“Why don’t you get a tonic?”
“Well, I have been thinking of it, but Dr. Wallace gives such dreadful strong medicines, and Lucy is so delicate, that I have hesitated. I don’t know but I ought to take her to Alford to Dr. Gilbert, but she doesn’t want to go. She says it is too expensive, and she says there’s nothing the matter with her; but she has these terrible headaches almost every other day, and she doesn’t eat enough to keep a sparrow alive, and I can’t help being worried about her.”
“It doesn’t seem right,” agreed Mrs. Whitman. “Last time I was here I thought she didn’t look real well. She’s got color, a real pretty color, but it isn’t the right kind.”

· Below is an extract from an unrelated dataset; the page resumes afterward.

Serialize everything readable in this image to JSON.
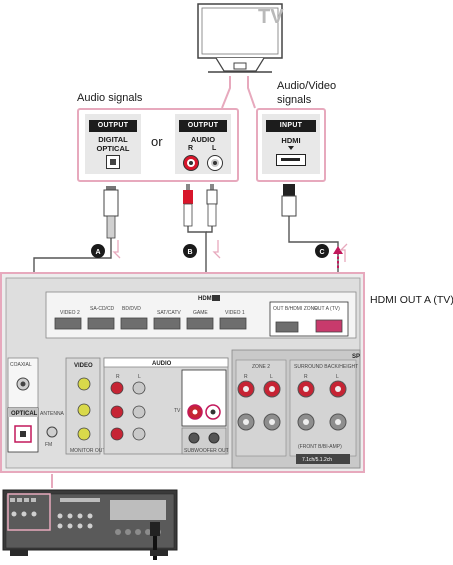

“That’s just it,” said Mrs. Ayres, wrinkling her forehead. “The color’s pretty, but you can see too plain where the red leaves off and where the white begins.”
“Speaking about color,” said Mrs. Whitman, “I am going to ask you something.”
“What?”
“Do you really think Miss Farrel’s color is natural?”
“I don’t know. It looks so.”
“I know it does, but I had it real straight that she keeps some pink stuff that she uses in a box as bold as can be, right in sight on her wash-stand.”
“I don’t know anything about it,” said Mrs. Ayres, in her weary, gentle fashion. “I have heard, of course, that some women do use such things, but none of my folks ever did, and I never knew anybody else who did.”
Then Sylvia opened upon the subject which had brought her there. She had reached it by a process as natural as nature itself.
“I know one thing,” said she: “I have no opinion of that woman. I can’t have. When I hear a woman saying such things as I have heard of her saying about a girl, when I know it isn’t true, I make up my mind those things are true about the woman herself, and she’s talking about herself, because she’s got to let it out, and she makes believe it’s somebody else.”
Mrs. Ayres’s face took on a strange expression. Her sweet eyes hardened and narrowed. “What do you mean?” she asked, sharply.
“I guess I had better not tell you what I mean. Miss Farrel gives herself clean away just by her looks. No living woman was ever made so there wasn’t a flaw in her face but that there was a flaw in her soul. We’re none of us perfect. If there ain’t a flaw outside, there’s a flaw inside; you mark my words.”
“What was it she said?” asked Mrs. Ayres.
“I don’t mean to make trouble. I never did, and I ain’t going to begin now,” said Sylvia. Her face took on a sweet, hypocritical expression.
“What did she say?”
Sylvia fidgeted. She was in reality afraid to speak, and yet her very soul itched to do so. She answered, evasively. “When a woman talks about a girl running after a man, I think myself she lives in a glass house and can’t afford to throw stones,” said she. She nodded her head unpleasantly.